L'ingénierie des connaissances ( KE ) fait référence à tous les aspects impliqués dans les systèmes basés sur les connaissances .
Arrière-plan
Systèmes experts
L'un des premiers exemples de système expert est MYCIN , une application permettant de réaliser des diagnostics médicaux. Dans l'exemple de MYCIN, les experts du domaine étaient des médecins et les connaissances représentées correspondaient à leur expertise en matière de diagnostic.
Les systèmes experts ont été développés pour la première fois dans des laboratoires d'intelligence artificielle pour tenter de comprendre les processus décisionnels complexes des humains. Sur la base des résultats positifs de ces premiers prototypes, la technologie a été adoptée par le monde des affaires américain (et plus tard dans le monde entier) dans les années 1980. Le projet de programmation heuristique de Stanford dirigé par Edward Feigenbaum a été l'un des chefs de file dans la définition et le développement des premiers systèmes experts.
Histoire
Aux débuts des systèmes experts, il n'existait que peu ou pas de processus formel pour la création du logiciel. Les chercheurs se réunissaient simplement avec des experts du domaine et commençaient à programmer, développant souvent les outils requis (par exemple, les moteurs d'inférence ) en même temps que les applications elles-mêmes. À mesure que les systèmes experts passaient du stade de prototypes académiques à celui de systèmes d'entreprise déployés, on s'est rendu compte qu'une méthodologie était nécessaire pour apporter prévisibilité et contrôle au processus de création du logiciel. Deux approches ont été essentiellement tentées :
- Utiliser des méthodologies de développement de logiciels conventionnelles
- Développer des méthodologies spécifiques adaptées aux exigences de la construction de systèmes experts
La plupart des premiers systèmes experts ont été développés par de grandes sociétés de conseil et d'intégration de systèmes telles qu'Andersen Consulting . Ces sociétés disposaient déjà de méthodologies en cascade conventionnelles bien éprouvées (par exemple la méthode/1 pour Andersen) sur lesquelles elles formaient tout leur personnel et qui étaient pratiquement toujours utilisées pour développer des logiciels pour leurs clients. L'une des tendances des premiers développements de systèmes experts consistait à appliquer simplement ces méthodes en cascade au développement de systèmes experts.
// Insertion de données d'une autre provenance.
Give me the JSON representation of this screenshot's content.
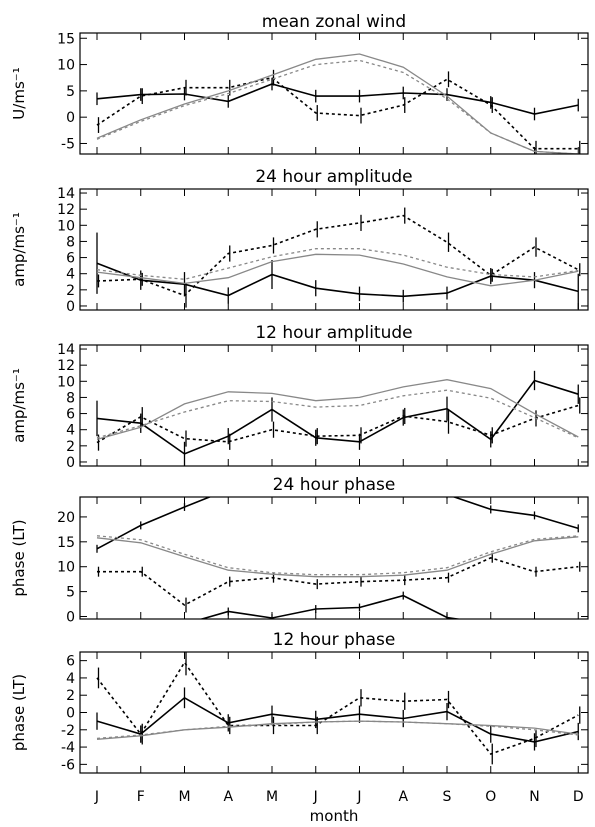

Un autre problème lié à l'utilisation de méthodes conventionnelles pour développer des systèmes experts était que, en raison de leur nature inédite, ces systèmes ont été l'une des premières applications à adopter des méthodes de développement d'applications rapides qui incluent l'itération et le prototypage ainsi que, ou à la place, l'analyse et la conception détaillées. Dans les années 1980, peu de méthodes logicielles conventionnelles prenaient en charge ce type d'approche.
Le dernier problème lié à l'utilisation de méthodes conventionnelles pour développer des systèmes experts était la nécessité d' acquérir des connaissances . L'acquisition de connaissances fait référence au processus de collecte de connaissances spécialisées et de leur capture sous forme de règles et d'ontologies. L'acquisition de connaissances a des exigences particulières qui vont au-delà du processus de spécification conventionnel utilisé pour capturer la plupart des exigences commerciales.
Ces problèmes ont conduit à la deuxième approche de l'ingénierie des connaissances : le développement de méthodologies personnalisées spécifiquement conçues pour construire des systèmes experts. L'une des premières et des plus populaires de ces méthodologies conçues sur mesure pour les systèmes experts était la méthodologie d'acquisition et de structuration des connaissances (KADS) développée en Europe. KADS a connu un grand succès en Europe et a également été utilisée aux États-Unis.